# Dryer Sheets



## Kalne (Oct 25, 2007)

I make laundry soap, stain sticks, dryer 'sachets' (that are just filled with herbs), and linen spray. All except the spray are 'eco friendly' I guess. LOL Anyway, I'm seeing some linen sprays being sold to use for spraying cloths to toss in the dryer thereby replacing dryer sheets. Is this safe? What about flashpoints? Would the fragrance even hold up through the heat? And what about linen sprays that contain alcohol? That doesn't sound safe either. What do you all think?


----------



## Linda Carney (Oct 27, 2007)

I know that this is not a diffenitive answer ..... two years ago I had gotten some of Lillians 5x Lemon essential oil, which does not stick in CP but great for MP, and put some on a cloth and tossed into the dryer for my bedroom sheets and pillow cases. The scent did stay on the linens for a little while after I put them on my bed.
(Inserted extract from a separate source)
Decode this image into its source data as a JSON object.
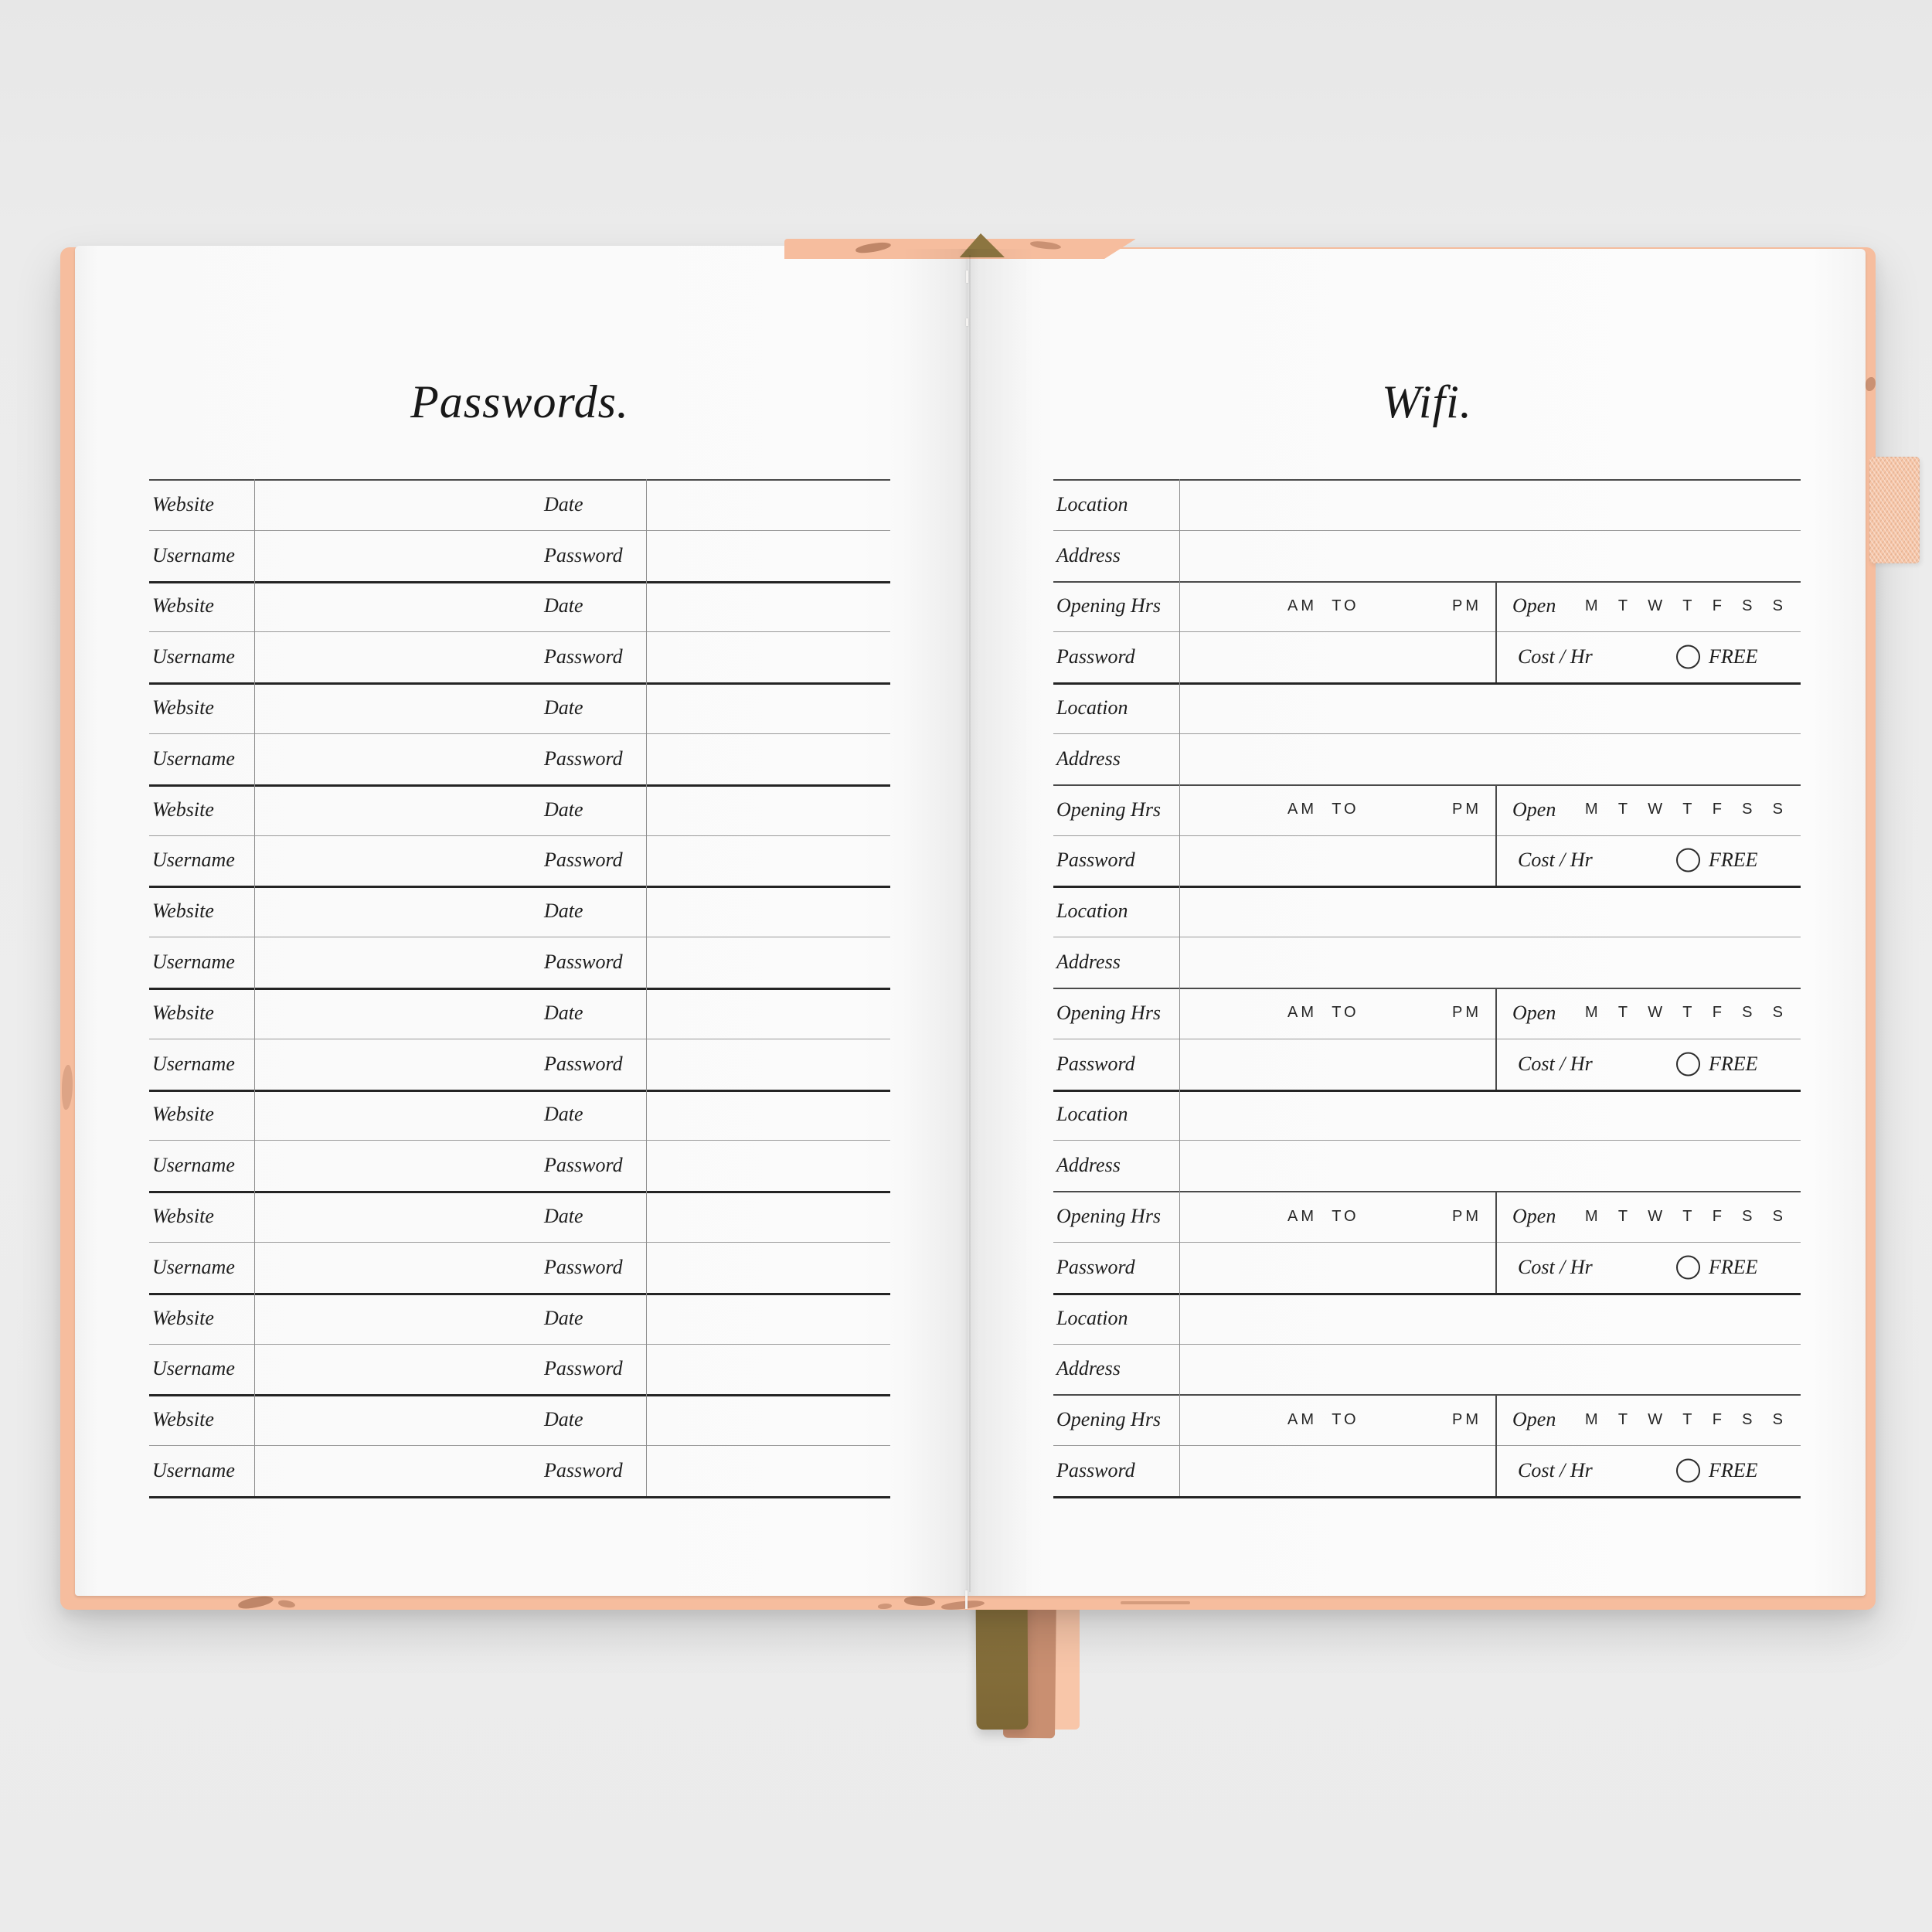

Maybe not what I should have done, didn't cause me to break out or any grease spots and the dryer must have heat under the Flash Point.

Linda


----------



## Sheryls Brat (Mar 28, 2009)

when our dryer was working I'd do the same take a wash cloth or something and put an fo or eo on it and toss it in the dryer the clothes smelt nice for a little while then the scent faded but scent will do that anyways with dryer sheets or fabric softeners...... The best one was when I did my work uniforms with a cotton candy scent... DO not do this unless you want all the teenage guys hanging all over you they drove me nuts just wanting to sniff at me..... But it makes me wonder if you could find dryer sheet blanks like you can incense sticks and cones n stuff and potentially make your own dryer sheets or if it'd be easier just to buy em lol.... I used to do our sheets n towels with a wash cloth that had lavender on it but I don't think the dryers get hot enough to really affect the flashpoint I'm not sure..... however I'd be leery of the sprays that have alcohol in them as it doesn't take much heat to make things like that combust...

Good question and wonderful food for thought

b


----------